Pasado el suficiente tiempo, además, las diferencias se harían cada vez más grandes, y no menos. Lo que podría empezar siendo una diferencia como la que existe entre los europeos y los sentineleses, tanto a nivel cognitivo como a nivel tecnológico y de dominio (o de posibilidades de dominio, es decir, de poder) acabaría siendo una diferencia más parecida a la que puede existir, como decía antes, entre los humanos por un lado y los cerdos, los perros, los caballos o los gatos por el otro. De este modo, la especie entera (me refiero esta vez a la especie Homo sapiens, a la que de momento pertenecemos todos nosotros) podría ser literalmente pastoreada, o en cualquier caso explotada económicamente como un mero recurso, como nosotros explotamos ahora a las vacas o los cerdos, por un grupo de neohumanos o posthumanos relativamente pequeño en comparación. Por supuesto, esta explotación económica no tiene por qué manifestarse de una forma tan obvia como criar humanos en granjas para luego sacrificarlos y descuartizarlos, o extraer de ellos mecánicamente fluidos como la leche materna para el consumo de la especie tecnológicamente superior. Tal vez se les pueda tener en libertad, como gallinas de corral, y extraer de ellos un recurso que ellos ni siquiera sientan como una pérdida; más aún, lo ideal sería que incluso lo cediesen voluntariamente (¿la atención, tal vez? ¿la energía invertida en una actividad placentera? ¿qué tal hacer clic en distintas pantallas de colores?). Free-range humans.

Pero estos derroteros me llevan más allá de lo que quería decir por ahora. La cosa es que esto no es ciencia ficción: es un futuro perfectamente posible dado el curso actual de las cosas. Es, incluso (al menos esta última parte) más bien un presente ya en marcha, y cada vez más en marcha, que un futuro por venir. Súmale que la élite económica ya no sea «solo» una élite económica, sino también una élite genética con una distancia frente al resto de la humanidad análoga a la que existe entre el humano medio y el chimpancé medio (o incluso más) y todo sueño utópico de igualdad y fraternidad planetaria se vuelve absolutamente inviable. A los ricos al menos se les podría –teóricamente– matar (por lo menos aún sigue siendo posible, aunque cada vez más y más inviable), pero a una raza de superhombres de dos metros y medio, 140 de coeficiente intelectual y resistentes a la mayoría de enfermedades conocidas ya no.

Frente a esa posibilidad tan real y tan a las puertas, que gobierne tal partido o tal otro, o que a las mujeres les incomoden los chistes verdes de los compañeros de trabajo o a los hombres les incomode no poder ya contar chistes verdes en el trabajo, o que tal impuesto suba o baje un 3%, parecen cuestiones bastante menos acuciantes.
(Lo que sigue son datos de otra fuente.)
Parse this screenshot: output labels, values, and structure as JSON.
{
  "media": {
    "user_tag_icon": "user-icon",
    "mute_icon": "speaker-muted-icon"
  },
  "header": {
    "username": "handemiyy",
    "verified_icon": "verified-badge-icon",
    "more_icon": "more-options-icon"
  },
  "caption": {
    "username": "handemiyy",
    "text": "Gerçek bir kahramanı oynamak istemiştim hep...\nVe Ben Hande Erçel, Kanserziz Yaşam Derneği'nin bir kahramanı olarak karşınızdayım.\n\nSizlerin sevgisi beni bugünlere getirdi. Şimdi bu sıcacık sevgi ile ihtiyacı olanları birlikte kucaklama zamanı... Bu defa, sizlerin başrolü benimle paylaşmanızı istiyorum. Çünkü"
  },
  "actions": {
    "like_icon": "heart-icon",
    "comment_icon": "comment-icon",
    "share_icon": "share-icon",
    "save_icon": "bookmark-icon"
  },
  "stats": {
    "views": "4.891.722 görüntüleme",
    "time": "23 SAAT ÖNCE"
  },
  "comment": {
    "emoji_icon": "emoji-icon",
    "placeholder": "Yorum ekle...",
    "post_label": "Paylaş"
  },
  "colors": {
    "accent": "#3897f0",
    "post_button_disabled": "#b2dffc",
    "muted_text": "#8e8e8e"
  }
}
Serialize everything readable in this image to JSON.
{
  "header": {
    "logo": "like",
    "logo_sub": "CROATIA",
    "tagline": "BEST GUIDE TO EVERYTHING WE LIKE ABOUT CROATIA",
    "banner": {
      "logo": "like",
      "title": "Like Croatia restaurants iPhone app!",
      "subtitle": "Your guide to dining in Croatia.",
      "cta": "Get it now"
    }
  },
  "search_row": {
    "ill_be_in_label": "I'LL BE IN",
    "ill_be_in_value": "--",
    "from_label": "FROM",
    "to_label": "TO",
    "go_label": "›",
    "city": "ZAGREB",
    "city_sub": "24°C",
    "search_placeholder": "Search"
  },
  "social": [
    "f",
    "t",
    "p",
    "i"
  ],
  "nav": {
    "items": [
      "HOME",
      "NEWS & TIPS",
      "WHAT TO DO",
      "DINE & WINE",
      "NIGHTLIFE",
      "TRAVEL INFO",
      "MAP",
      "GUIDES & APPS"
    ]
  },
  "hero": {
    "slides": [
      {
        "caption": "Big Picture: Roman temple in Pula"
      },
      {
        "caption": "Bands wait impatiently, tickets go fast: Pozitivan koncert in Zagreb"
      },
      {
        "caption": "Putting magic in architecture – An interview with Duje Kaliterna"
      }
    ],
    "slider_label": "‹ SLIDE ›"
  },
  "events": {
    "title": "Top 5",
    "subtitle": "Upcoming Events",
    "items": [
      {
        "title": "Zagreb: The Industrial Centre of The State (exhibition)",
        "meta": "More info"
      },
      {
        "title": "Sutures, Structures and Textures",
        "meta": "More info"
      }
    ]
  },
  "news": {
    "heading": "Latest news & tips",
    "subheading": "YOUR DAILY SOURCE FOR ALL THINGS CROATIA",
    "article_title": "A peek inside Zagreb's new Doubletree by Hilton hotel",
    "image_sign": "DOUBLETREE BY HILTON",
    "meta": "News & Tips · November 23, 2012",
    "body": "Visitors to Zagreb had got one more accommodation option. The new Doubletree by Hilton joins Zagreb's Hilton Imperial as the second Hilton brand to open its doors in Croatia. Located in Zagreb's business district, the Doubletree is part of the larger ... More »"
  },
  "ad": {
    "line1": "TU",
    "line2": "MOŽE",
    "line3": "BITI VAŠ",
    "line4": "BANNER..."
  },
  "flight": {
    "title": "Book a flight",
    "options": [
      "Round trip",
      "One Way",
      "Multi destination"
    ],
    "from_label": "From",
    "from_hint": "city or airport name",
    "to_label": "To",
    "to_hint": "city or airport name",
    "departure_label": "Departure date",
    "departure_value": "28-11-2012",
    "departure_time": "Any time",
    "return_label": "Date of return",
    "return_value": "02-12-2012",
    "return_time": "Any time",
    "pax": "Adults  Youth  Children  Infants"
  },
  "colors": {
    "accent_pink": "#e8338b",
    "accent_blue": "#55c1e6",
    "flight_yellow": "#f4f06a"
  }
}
Incluso sin llevar el pronóstico a extremos como los que he presentado aquí, simplemente que una parte de la población mundial (por ejemplo, la occidental, el primer mundo) pueda tener acceso (¡de aquí a no mucho, además!) a intervenciones biotecnológicas que prolonguen su esperanza de vida 5 o 10 años, o los hagan 5 o 10 puntos de C.I. más inteligentes de media, y otra parte no, ya es suficientemente sustancial y éticamente polémico como para eclipsar los rifirrafes de la política local del momento: que si uno ha dicho esto, que si el otro ha dicho lo otro, que si tal partido es más corrupto, que si el otro, etc. No está mal ocuparse de esas cosas, ni mucho menos: son batallas que poco a poco van conformando el mundo y sin duda no es irrelevante qué bando las gane. Lucha por el tuyo si quieres y en la medida que quieras. Pero frente a los cambios tan profundos y radicales que están por venir, o que podrían venir según lo que hagamos con ciertas tecnologías (o, más bien, según lo que hagan los que las tienen), nuestra pequeña política del momento queda puesta en perspectiva, relativizada, reenfocada: enmarcada en un todo más grande y más a largo plazo. Piensa, pues, en grande y a largo plazo. Enciende las luces largas.